The productivity effects of the Japanese operating system are quite pervasive. The close linking among workers that produces the heightened awareness of problems and their causes coupled with management’s intervention to reduce buffer inventories produce the production effect:
1) Smaller lot size inventories
2) Smaller buffer inventories
3) Less scrap
4) Less direct labor wasted on rework
5) Less indirect cost of inventories
6) Less space for inventories
7) Less equipment to handle inventories
8) Less inventory accounting
9) Less physical inventory control effort
These productivity improvements result from workers’ efforts as a part of a closely linked system. Since most of the system is run by workers and supervisors, the costs of administration are low, and managers are freed to deal with strategic issues.
While the JIT system leads to productivity improvements, the reductions in delays and scrap also improve response. Production lead times are reduced because of the low cost of change over, so marketing can promise better delivery dates because the product mix and quantities can be changed quickly as demand and forecasts of demand change. Even forecasting is improved because of the shorter lead times.
Total Quality Control:
The concepts of total quality control were originally introduced in Japan by the American consultant W Edwards Deming in the 1950s. Deming was able to get top managers to install both a philosophy and statistical techniques to foster quality as the prime manufacturing competitive priority. The result was a complete reversal in the quality of Japanese manufactured products, which had a very bad reputation.
While quality control is obviously involved in the process, it is only a part of the Japanese concept of total quality control. All plant personnel are inculcated with the view that scrap/quality control is an end in itself. Quality at the source is the slogan. It means that error, if any, exists should be caught and corrected at the work place. This is in contrast to the widespread US practice of inspection by sampling after the lot has been produced. In US practice quality is controlled by inspectors from a quality control department, in Japanese practice, workers and supervisors have the primary responsibility for quality. With quality control at the source, there is fast feedback concerning defects, resulting in fewer rework labor hours ad less material waste in addition to the other benefits previously discussed.
Responsibility for Quality:
The key to the Japanese practice is that “the responsibility for quality rests with the makers of the part”. The workers and the supervisors rather than a staff quality control department bear this responsibility. If western manufacturers are to close the quality gap with the Japanese, there is no better way to begin than by transferring primary responsibility for quality from the QC department to production.

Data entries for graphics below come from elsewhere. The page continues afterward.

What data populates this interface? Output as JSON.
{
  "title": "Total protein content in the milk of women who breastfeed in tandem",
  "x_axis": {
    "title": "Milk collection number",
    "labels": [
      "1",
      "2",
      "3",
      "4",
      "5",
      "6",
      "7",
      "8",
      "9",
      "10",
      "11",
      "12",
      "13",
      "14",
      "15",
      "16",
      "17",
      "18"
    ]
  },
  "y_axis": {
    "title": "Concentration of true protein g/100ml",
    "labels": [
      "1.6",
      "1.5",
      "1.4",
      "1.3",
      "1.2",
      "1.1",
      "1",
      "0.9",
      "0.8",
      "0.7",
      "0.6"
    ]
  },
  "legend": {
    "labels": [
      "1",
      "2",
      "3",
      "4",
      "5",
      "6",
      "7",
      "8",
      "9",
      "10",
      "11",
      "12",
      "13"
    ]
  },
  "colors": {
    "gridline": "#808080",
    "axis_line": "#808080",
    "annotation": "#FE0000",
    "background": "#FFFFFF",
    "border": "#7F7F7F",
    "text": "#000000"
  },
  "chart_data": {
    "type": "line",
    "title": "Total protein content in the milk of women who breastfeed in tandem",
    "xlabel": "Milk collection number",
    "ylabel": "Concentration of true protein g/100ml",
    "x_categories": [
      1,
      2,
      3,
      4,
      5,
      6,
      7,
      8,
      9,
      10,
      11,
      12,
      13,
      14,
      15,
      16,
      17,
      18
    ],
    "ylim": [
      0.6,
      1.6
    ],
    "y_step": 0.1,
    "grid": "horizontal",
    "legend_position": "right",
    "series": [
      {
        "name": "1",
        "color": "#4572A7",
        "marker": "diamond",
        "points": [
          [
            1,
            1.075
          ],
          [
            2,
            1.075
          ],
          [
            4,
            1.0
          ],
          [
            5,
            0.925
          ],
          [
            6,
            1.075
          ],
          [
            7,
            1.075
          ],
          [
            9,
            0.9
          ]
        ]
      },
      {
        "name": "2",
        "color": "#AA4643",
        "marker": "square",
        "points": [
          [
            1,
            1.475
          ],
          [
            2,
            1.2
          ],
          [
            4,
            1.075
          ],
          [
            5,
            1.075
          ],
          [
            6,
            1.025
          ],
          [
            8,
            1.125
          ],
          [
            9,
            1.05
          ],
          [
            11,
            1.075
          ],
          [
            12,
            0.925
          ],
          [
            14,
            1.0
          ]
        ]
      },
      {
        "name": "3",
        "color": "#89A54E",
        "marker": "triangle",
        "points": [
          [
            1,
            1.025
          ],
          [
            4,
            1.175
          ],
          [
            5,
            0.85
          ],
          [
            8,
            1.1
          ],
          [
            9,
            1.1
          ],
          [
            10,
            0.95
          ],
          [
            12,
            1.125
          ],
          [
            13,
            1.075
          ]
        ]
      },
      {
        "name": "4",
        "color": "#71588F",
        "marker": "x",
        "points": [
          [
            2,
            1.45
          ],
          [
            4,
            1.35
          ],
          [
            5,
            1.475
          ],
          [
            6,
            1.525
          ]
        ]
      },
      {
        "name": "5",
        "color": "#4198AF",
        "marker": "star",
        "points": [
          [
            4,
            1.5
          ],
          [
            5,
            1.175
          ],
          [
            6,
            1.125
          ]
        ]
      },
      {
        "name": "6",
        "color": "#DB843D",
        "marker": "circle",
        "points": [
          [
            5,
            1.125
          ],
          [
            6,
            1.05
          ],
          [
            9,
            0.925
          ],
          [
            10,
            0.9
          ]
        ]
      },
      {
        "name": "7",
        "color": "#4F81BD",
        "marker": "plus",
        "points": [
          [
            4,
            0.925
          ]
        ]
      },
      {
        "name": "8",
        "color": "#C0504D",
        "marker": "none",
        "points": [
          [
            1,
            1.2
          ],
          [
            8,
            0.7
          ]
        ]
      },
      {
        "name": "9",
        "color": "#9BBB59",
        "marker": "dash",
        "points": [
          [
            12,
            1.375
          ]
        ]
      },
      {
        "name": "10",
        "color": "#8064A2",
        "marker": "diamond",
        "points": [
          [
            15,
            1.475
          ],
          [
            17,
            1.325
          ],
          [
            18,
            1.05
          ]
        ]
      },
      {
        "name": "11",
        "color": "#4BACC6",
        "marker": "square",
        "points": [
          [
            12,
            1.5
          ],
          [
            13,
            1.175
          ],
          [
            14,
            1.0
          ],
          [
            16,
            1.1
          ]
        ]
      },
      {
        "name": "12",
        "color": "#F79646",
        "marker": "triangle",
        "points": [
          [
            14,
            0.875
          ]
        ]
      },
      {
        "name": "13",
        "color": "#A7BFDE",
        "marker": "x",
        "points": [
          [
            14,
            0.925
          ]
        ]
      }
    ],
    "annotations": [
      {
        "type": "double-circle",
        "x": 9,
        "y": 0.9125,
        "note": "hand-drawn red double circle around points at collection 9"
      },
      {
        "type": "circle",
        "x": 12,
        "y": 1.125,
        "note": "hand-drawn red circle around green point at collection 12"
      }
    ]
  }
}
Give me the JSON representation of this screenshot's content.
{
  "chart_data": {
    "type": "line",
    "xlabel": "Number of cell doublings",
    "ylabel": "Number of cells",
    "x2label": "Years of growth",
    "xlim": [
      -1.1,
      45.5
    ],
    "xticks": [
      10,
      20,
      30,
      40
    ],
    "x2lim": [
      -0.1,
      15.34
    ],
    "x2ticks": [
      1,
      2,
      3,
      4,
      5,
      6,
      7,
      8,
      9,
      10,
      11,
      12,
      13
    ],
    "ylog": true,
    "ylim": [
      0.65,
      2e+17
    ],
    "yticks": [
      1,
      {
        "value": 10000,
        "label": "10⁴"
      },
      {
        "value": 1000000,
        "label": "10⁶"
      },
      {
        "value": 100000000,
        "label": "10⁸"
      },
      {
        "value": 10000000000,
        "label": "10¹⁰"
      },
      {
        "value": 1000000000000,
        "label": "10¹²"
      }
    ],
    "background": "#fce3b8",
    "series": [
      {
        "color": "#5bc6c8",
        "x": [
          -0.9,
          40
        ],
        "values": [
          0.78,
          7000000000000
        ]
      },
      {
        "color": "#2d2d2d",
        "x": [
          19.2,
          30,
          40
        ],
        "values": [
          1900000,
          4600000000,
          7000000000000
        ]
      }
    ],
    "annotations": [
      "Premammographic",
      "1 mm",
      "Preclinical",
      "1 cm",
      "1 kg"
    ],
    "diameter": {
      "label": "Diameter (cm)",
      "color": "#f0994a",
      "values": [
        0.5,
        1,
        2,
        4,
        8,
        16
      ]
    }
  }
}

The Japanese consider quality control to be a line function, not a staff function. This fact was highlighted in the Sanyo takeover of the Warwick TV plant. The quality control manager under Warwick’s management was made plant manager in the Sanyo reorganization, a clear announcement of a pledge to quality as a line responsibility.
By placing responsibility for quality directly on workers and supervisors, the Japanese implement a commitment to the prevention of defectives. They implement the slogan, quality at the source through the following principles:
1) Process control, a classic statistical quality control concept, covered, of checking quality as the process continues and stopping the process if it goes out of control. Whereas US practice is to select a limited of processes for control, the contrasting Japanese practice is to establish control at each work station.
2) Visible, measurable quality is implemented through easy to understand charts and diagrams that keep workers and managers informed about quality.
3) Insistence on compliance with quality standards.
4) Line stop authority in the hands of workers in order to implement the insistence on compliance. In capital intensive processes, devices detect poor quality and stop the process automatically.
5) Self correction of errors is the responsibility of each employee, who must rework bad items, usually after regular working hours. By contrast, US plants employ special rework lines as a common practice.
6) Expose problems and get them solved, for example, by deliberately removing buffer inventories.
7) 100 percent inspection, especially for finished goods.
The duties of the rather small quality control departments in Japanese plants are to monitor production processes to see that standard procedures are followed, to assist in the removal of the cause of defects, and to participate in the audit of supplier plants in order to maintain standards, Receiving inspection of supplier’ materials is usually eliminated; instead the quality control procedures of the suppliers are relied upon.